Im Laufe von über zwei Jahrtausenden entwickelten sich natürlich
viele verschiedene Traditionen und Schulen und um das ganze auseinander
zu halten empfiehlt es sich, all diese anhand wesentlicher Kriteria
zu unterscheiden. Die einfachsten sind die der prägenden
Richtung und die des Ziel/Zweckes. So unterscheiden wir z.B.
Fojia - die buddhistische Schule,
Daojia - die taoistische Schule,
Kungjia - die konfuzianistische Schule und
die nichtphilosophisch/nonkonfessionelle Schulen des Qigong.
Eine
andere Unterscheidungsform ist die Folgende:
- spirituelles Qigong (vornehmlich buddhistische und daoistische
Praktiken)
- scholastisches Qigong (Lebensführung, Humanität, etc.)

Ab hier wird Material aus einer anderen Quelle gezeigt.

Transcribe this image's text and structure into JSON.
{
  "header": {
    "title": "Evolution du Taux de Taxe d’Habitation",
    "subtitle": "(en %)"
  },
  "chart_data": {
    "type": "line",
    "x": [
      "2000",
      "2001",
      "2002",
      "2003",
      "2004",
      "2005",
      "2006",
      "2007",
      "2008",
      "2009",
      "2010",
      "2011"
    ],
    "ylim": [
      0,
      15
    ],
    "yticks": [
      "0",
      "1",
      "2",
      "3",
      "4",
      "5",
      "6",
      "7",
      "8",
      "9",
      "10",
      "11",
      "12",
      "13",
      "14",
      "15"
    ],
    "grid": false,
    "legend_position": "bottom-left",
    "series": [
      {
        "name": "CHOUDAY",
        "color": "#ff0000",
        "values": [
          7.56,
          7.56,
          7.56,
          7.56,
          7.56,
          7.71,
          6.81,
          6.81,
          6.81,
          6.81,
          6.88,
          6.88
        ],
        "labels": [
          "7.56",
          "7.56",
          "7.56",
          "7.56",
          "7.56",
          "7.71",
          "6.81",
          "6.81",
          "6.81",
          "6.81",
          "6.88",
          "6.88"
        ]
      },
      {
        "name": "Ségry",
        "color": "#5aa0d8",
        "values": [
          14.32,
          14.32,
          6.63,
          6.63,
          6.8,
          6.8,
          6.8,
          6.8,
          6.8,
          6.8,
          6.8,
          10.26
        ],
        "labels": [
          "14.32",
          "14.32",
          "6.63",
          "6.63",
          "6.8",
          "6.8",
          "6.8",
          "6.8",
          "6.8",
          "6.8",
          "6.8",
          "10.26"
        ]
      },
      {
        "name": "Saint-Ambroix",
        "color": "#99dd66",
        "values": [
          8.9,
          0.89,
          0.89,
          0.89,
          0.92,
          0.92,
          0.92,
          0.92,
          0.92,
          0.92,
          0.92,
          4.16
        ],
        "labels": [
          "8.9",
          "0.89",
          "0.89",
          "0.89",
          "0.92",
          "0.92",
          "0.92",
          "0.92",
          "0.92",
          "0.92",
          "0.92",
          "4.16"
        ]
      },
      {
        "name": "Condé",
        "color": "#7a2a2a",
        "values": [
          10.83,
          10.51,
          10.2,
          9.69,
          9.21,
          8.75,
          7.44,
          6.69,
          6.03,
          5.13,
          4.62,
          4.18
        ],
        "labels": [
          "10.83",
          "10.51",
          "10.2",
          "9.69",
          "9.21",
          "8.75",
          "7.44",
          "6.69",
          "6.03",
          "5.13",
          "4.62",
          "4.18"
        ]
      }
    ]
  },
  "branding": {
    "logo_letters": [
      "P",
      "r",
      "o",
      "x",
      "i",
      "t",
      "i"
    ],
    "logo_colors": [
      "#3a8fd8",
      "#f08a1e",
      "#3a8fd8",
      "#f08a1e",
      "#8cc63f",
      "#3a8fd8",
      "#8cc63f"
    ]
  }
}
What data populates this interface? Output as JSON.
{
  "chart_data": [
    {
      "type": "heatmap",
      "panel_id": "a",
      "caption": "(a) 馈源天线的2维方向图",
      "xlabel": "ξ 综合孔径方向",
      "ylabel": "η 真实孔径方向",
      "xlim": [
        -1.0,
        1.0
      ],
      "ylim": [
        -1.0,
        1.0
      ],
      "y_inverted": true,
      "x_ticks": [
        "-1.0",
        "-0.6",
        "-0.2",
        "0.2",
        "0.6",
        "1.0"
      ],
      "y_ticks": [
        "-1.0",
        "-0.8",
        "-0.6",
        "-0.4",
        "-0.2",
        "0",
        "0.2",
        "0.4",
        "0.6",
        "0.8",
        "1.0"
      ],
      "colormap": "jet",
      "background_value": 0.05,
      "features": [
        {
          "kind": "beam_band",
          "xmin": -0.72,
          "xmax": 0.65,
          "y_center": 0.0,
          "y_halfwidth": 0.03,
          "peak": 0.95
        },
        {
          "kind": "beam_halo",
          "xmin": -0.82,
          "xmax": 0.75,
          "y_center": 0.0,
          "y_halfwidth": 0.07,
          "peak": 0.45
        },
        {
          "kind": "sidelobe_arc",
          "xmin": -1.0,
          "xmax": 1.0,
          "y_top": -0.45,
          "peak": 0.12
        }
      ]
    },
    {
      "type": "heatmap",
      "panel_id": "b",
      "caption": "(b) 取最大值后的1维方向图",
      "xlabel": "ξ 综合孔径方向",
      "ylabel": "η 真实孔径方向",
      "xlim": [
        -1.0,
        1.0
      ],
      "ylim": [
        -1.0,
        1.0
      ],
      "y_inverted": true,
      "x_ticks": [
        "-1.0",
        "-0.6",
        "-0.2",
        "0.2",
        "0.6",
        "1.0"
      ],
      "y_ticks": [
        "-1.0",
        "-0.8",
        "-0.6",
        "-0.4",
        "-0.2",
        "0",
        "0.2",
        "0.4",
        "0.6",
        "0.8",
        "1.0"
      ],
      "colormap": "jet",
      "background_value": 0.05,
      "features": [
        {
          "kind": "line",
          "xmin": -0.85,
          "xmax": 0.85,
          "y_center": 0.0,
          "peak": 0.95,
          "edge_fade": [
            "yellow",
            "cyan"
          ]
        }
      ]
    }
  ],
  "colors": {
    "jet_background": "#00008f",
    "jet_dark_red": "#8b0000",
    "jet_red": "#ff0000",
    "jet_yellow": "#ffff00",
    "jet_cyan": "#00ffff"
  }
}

- medizinisches Qigong (Gesundheit bzw. Krankheitsbekämpfung)
- Kampfkunst-Qigong (den Körper widerstandsfähiger und
effektiver werden lassen)
Die
einfachste Form der Unterscheidung ist:
Jinggong -Qigong ohne Körperbewegung
Donggong - Qigong mit Körperbewegung
Kommen
wir noch einmal zu Ihrer morgentlichen Streckübung, so können
auch Sie diese nun besser definieren: Es ist dem daoyin (dehnen
und strecken) zugehörig und dem donggong, dem Üben mit
Bewegung, und da Sie damit weder jemand umhauen wollten, noch
Erleuchtung in früher Morgenstunde erreichen wollten würde
es am ehesten zum medizinischen Qigong zählen.
Dies mag nun banal klingen, doch es ist in diesem Artikel meine
Absicht, die Natürlichkeit des Qigong ans Licht zu bringen
und heraus aus dem dunklen Mystizismus der Übernatürlichkeit.
Sicherlich ist es faszinierend wohin uns Qigong-Praktiken führen
können, doch der wesentliche Grund hierfür ist, dass
wir uns so weit vom Natürlichen entfernt haben, dass das
Natürliche uns so schrecklich weit weg erscheint.
Hören wir hierzu kurz Huangdi und Qi Bo, dem legendären
Gelben Kaiser und seinem Minister:
Huangdi: "Ich habe gehört, dass die Menschen früher
hundert Jahre alt wurden, ohne die normalerweise auftretenden
Zeichen des Alters aufzuweisen. Wie kommt das?"
Qi Bo: "In der Vergangenheit praktizierten die Menschen das
Dao, den Weg des Lebens. Sie verstanden das Prinzip des Gleichgewichts
von yin und yang, wie es sich in den Wandlungen des Universums
widerspiegelt...."
(aus dem "Lehrbuch des Gelben Kaisers", chin. huangdi
neijing
Die
verschiedenen Qigong-Formen vermögen uns, richtig unterrichtet
und wohl praktiziert, zurückzuführen zu solch einer
Natürlichkeit, indem wir unser Sein kultivieren - nicht als
exotischer Ausflug aus dem Alltäglichen heraus, sondern natürlich
und "im Fluss" mit dem Alltäglichen.